Most of those policy makers also don’t have a clear idea of what students need to learn and be able to do before they move into the real world. Their concept of “school” is usually firmly rooted in the 1950’s, with their favorite “solution” – charter schools, STEM, standardized testing, coding, and more – grafted onto the standard framework.

Anyway, in the case of coding for all, advocates often make an economic claim, one that says American companies will be desperate for new workers to write software, with the numbers often in the hundreds of thousands. But even if all those vacancies come to pass, Dash says turning schools over to code training is not in the best interest of society.

If the effort to educate many more programmers succeeds, simple math tells us that a massive increase in the number of people qualified to work on technology would only drive down today’s high wages and outrageously generous benefits. (Say goodbye to the free massages!)

And at a more philosophical level, a proper public education, paid for by taxpayers, shouldn’t be oriented toward simply providing workers for a group of some of the wealthiest, most powerful companies to have ever existed.

However, Dash does believe that every students does need a basic understanding of technology literacy and computer science, saying that these concept, woven throughout the curriculum could be “a powerful way to empower the most marginalized, most needy people in society”.

Rather than turning every school into coding academies, he wants us to commit to some broad principles about how we teach computer science, including teaching computational thinking which includes an understanding of how “human concerns are translated into problems that computers can help solve”.

As we commit to broadly teaching technology, we must do a better job of addressing all of the personal, social, cultural, and civic concerns that arise with technology’s transformation of our society.

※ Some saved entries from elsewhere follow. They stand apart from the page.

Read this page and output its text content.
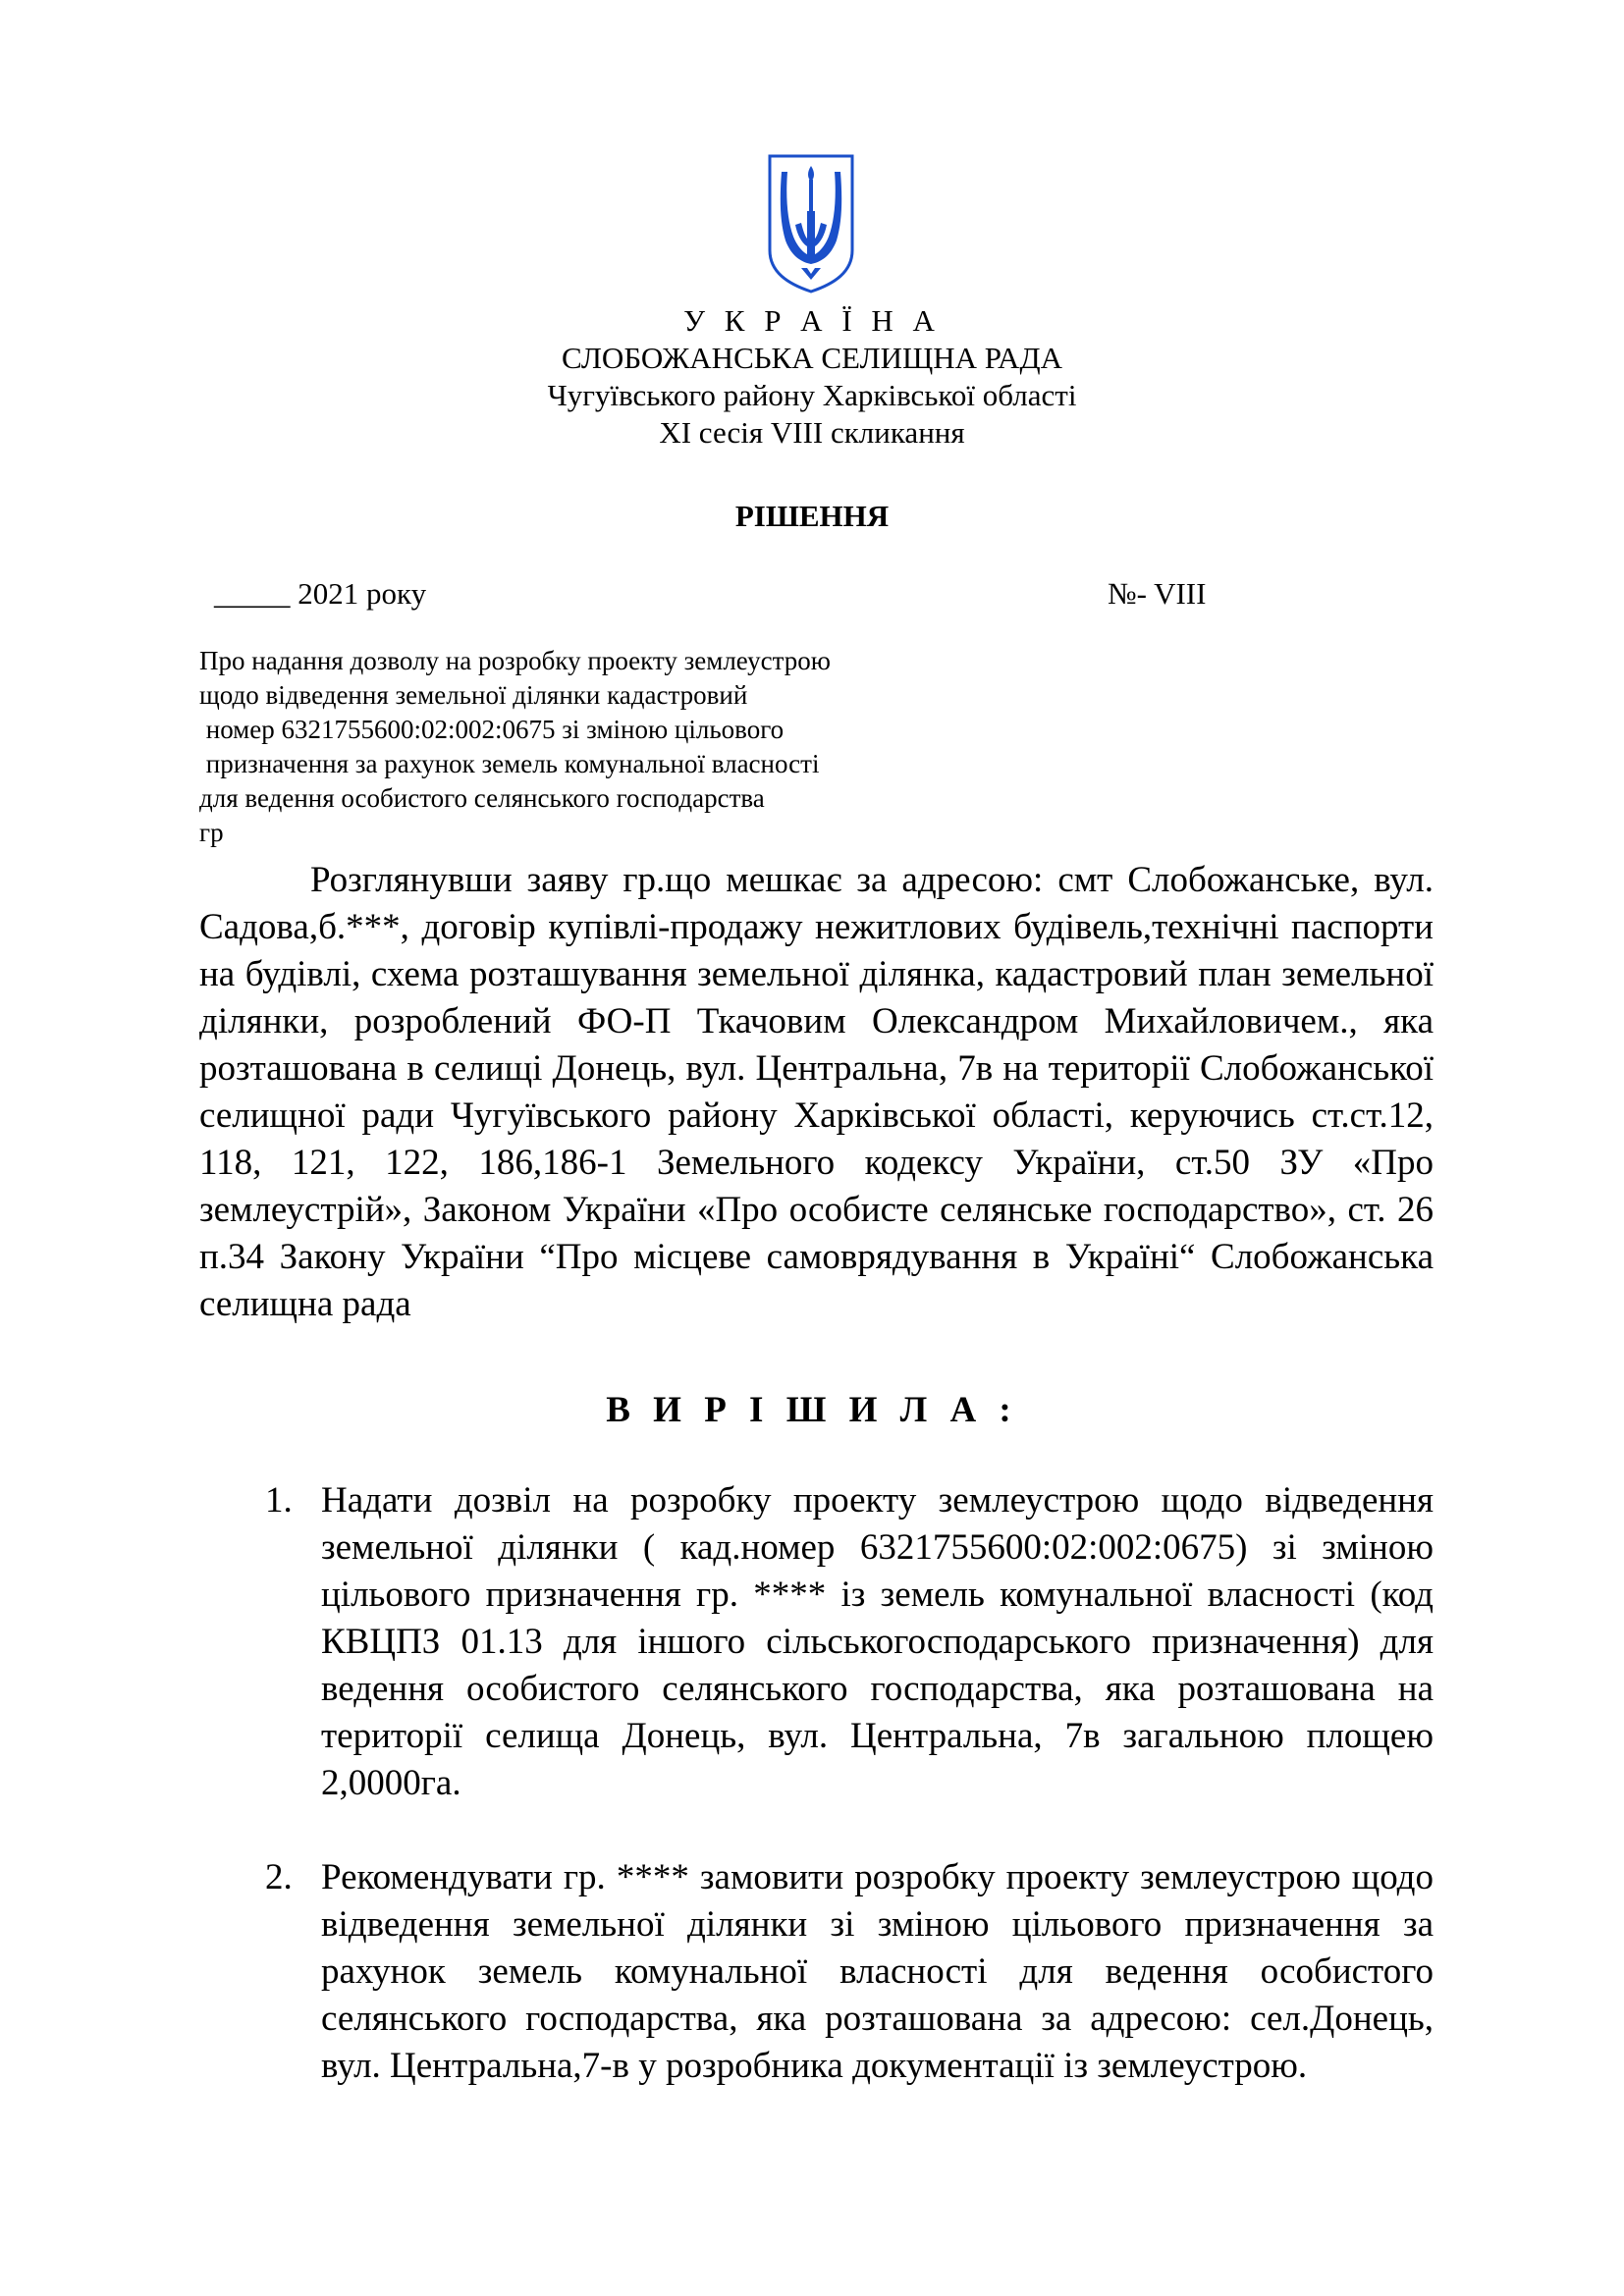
У К Р А Ї Н А
СЛОБОЖАНСЬКА СЕЛИЩНА РАДА
Чугуївського району Харківської області
XI сесія VIII скликання
РІШЕННЯ
_____ 2021 року	№- VIII
Про надання дозволу на розробку проекту землеустрою
щодо відведення земельної ділянки кадастровий
номер 6321755600:02:002:0675 зі зміною цільового
призначення за рахунок земель комунальної власності
для ведення особистого селянського господарства
гр
Розглянувши заяву гр.що мешкає за адресою: смт Слобожанське, вул. Садова,б.***, договір купівлі-продажу нежитлових будівель,технічні паспорти на будівлі, схема розташування земельної ділянка, кадастровий план земельної ділянки, розроблений ФО-П Ткачовим Олександром Михайловичем., яка розташована в селищі Донець, вул. Центральна, 7в на території Слобожанської селищної ради Чугуївського району Харківської області, керуючись ст.ст.12, 118, 121, 122, 186,186-1 Земельного кодексу України, ст.50 ЗУ «Про землеустрій», Законом України «Про особисте селянське господарство», ст. 26 п.34 Закону України “Про місцеве самоврядування в Україні“ Слобожанська селищна рада
В И Р І Ш И Л А :
1. Надати дозвіл на розробку проекту землеустрою щодо відведення земельної ділянки ( кад.номер 6321755600:02:002:0675) зі зміною цільового призначення гр. **** із земель комунальної власності (код КВЦПЗ 01.13 для іншого сільськогосподарського призначення) для ведення особистого селянського господарства, яка розташована на території селища Донець, вул. Центральна, 7в загальною площею 2,0000га.
2. Рекомендувати гр. **** замовити розробку проекту землеустрою щодо відведення земельної ділянки зі зміною цільового призначення за рахунок земель комунальної власності для ведення особистого селянського господарства, яка розташована за адресою: сел.Донець, вул. Центральна,7-в у розробника документації із землеустрою.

Teaching CS as simply a way of filling a pipeline of employees for giant high-tech companies is not enough. Indeed, if that’s all we succeed in doing, we’ll have failed. But if we can show a whole generation of young people that technology and computer science can be one of the tools they use to pursue their passions, and amplify their impact on the world, we’ll have made a worthy addition to the canon of material that students use as a basis for their life’s work.

As someone who has studied computer science and taught programming classes, Dash’s ideas sounds a whole lot better than what is in most of the “computer science for all” proposals I’ve read.

1 Comment

  1. Ryan Collins

    I’m a big advocate of teaching programming to all levels of students, but it is never about the students becoming programmers. It’s to instill in students a basic understanding of how technology works, what boolean logic is, and the basic of computer science.

    Students learn to write without the expectations of becoming authors. They learn music without the expectations of becoming musicians. They learn basketball, baseball, and other sports without the expectations of becoming professional athletes. Why would teaching programming be any different?